Methods: This is a prospective cohort study. A total of 78 consecutive patients (between 2014 and 2017) with advanced right colon cancer (TNM stage I: 17; stage II: n = 23; stage III: n = 38) requiring a curative right colectomy were subjected to laparoscopic caudal-to-cranial approach. All patients received preoperative nanocarbon injections around the tumor via colonoscopy. Lymph nodes were then analyzed and the positive rate of the lymph nodes was calculated.

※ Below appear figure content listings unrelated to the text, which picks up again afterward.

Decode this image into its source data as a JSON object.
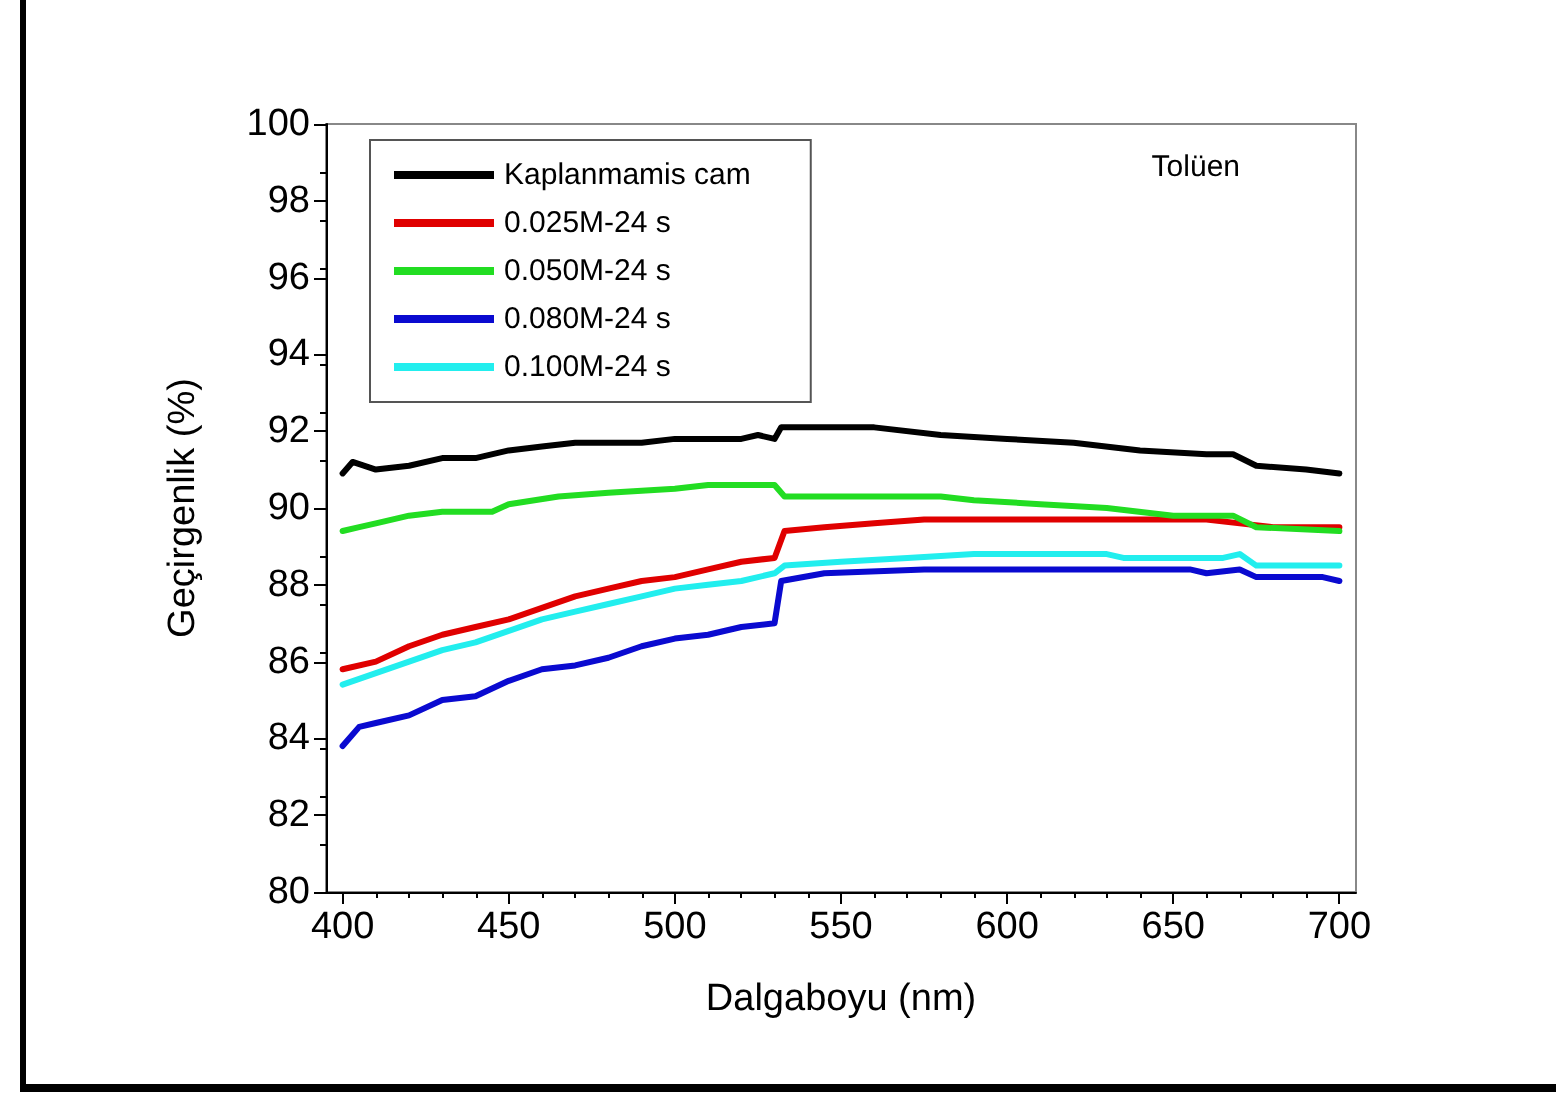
{
  "chart_data": {
    "type": "line",
    "xlabel": "Dalgaboyu (nm)",
    "ylabel": "Geçirgenlik (%)",
    "annotations": [
      "Tolüen"
    ],
    "xlim": [
      395,
      705
    ],
    "xticks": [
      400,
      450,
      500,
      550,
      600,
      650,
      700
    ],
    "ylim": [
      80,
      100
    ],
    "yticks": [
      80,
      82,
      84,
      86,
      88,
      90,
      92,
      94,
      96,
      98,
      100
    ],
    "grid": false,
    "legend": "top left",
    "marker": "none",
    "line_style": "solid",
    "series": [
      {
        "name": "Kaplanmamis cam",
        "color": "#000000",
        "x": [
          400,
          403,
          410,
          420,
          430,
          440,
          450,
          460,
          470,
          490,
          500,
          520,
          525,
          530,
          532,
          560,
          580,
          600,
          620,
          640,
          660,
          668,
          675,
          690,
          700
        ],
        "values": [
          90.9,
          91.2,
          91.0,
          91.1,
          91.3,
          91.3,
          91.5,
          91.6,
          91.7,
          91.7,
          91.8,
          91.8,
          91.9,
          91.8,
          92.1,
          92.1,
          91.9,
          91.8,
          91.7,
          91.5,
          91.4,
          91.4,
          91.1,
          91.0,
          90.9
        ]
      },
      {
        "name": "0.025M-24 s",
        "color": "#e00000",
        "x": [
          400,
          410,
          420,
          430,
          440,
          450,
          460,
          470,
          480,
          490,
          500,
          510,
          520,
          530,
          533,
          545,
          560,
          575,
          600,
          660,
          670,
          680,
          700
        ],
        "values": [
          85.8,
          86.0,
          86.4,
          86.7,
          86.9,
          87.1,
          87.4,
          87.7,
          87.9,
          88.1,
          88.2,
          88.4,
          88.6,
          88.7,
          89.4,
          89.5,
          89.6,
          89.7,
          89.7,
          89.7,
          89.6,
          89.5,
          89.5
        ]
      },
      {
        "name": "0.050M-24 s",
        "color": "#22dd22",
        "x": [
          400,
          405,
          410,
          420,
          430,
          445,
          450,
          465,
          480,
          500,
          510,
          530,
          533,
          580,
          590,
          610,
          630,
          650,
          668,
          675,
          700
        ],
        "values": [
          89.4,
          89.5,
          89.6,
          89.8,
          89.9,
          89.9,
          90.1,
          90.3,
          90.4,
          90.5,
          90.6,
          90.6,
          90.3,
          90.3,
          90.2,
          90.1,
          90.0,
          89.8,
          89.8,
          89.5,
          89.4
        ]
      },
      {
        "name": "0.080M-24 s",
        "color": "#0a0ad0",
        "x": [
          400,
          405,
          410,
          420,
          430,
          440,
          450,
          460,
          470,
          480,
          490,
          500,
          510,
          520,
          530,
          532,
          545,
          575,
          655,
          660,
          670,
          675,
          695,
          700
        ],
        "values": [
          83.8,
          84.3,
          84.4,
          84.6,
          85.0,
          85.1,
          85.5,
          85.8,
          85.9,
          86.1,
          86.4,
          86.6,
          86.7,
          86.9,
          87.0,
          88.1,
          88.3,
          88.4,
          88.4,
          88.3,
          88.4,
          88.2,
          88.2,
          88.1
        ]
      },
      {
        "name": "0.100M-24 s",
        "color": "#22eeee",
        "x": [
          400,
          410,
          420,
          430,
          440,
          450,
          460,
          470,
          480,
          490,
          500,
          510,
          520,
          530,
          533,
          550,
          570,
          590,
          630,
          635,
          665,
          670,
          675,
          700
        ],
        "values": [
          85.4,
          85.7,
          86.0,
          86.3,
          86.5,
          86.8,
          87.1,
          87.3,
          87.5,
          87.7,
          87.9,
          88.0,
          88.1,
          88.3,
          88.5,
          88.6,
          88.7,
          88.8,
          88.8,
          88.7,
          88.7,
          88.8,
          88.5,
          88.5
        ]
      }
    ]
  }
}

Results: In this follow-up study, 45 male and 33 female patients(age 63.6±10.59 years old ) with mean body mass index of 21.7±2.87 kg/m2. The mean operation time was 153.9±25.36 min, and the mean blood loss was 82.0±19.21 ml. The mean tumor size was 5.3±1.1 cm and the mean number of harvested lymph nodes was 19.68±7.56 with an average of 1.53±2.75(7.8%) positive lymph nodes . Of these positive lymph nodes, 1.1±4.69 were posterior to superior mesenteric vessels, with a positive rate of 1.3%. All procedures were successful without any serious intraoperative complications, conversion to open surgery, or surgical mortalities.
Conclusion: There are positive lymph nodes posterior to the superior mesenteric vessels in progressive right colon cancers. We suggest a complete dissection of these lymph nodes to reach radical treatment by using a caudal- to-cranial approach.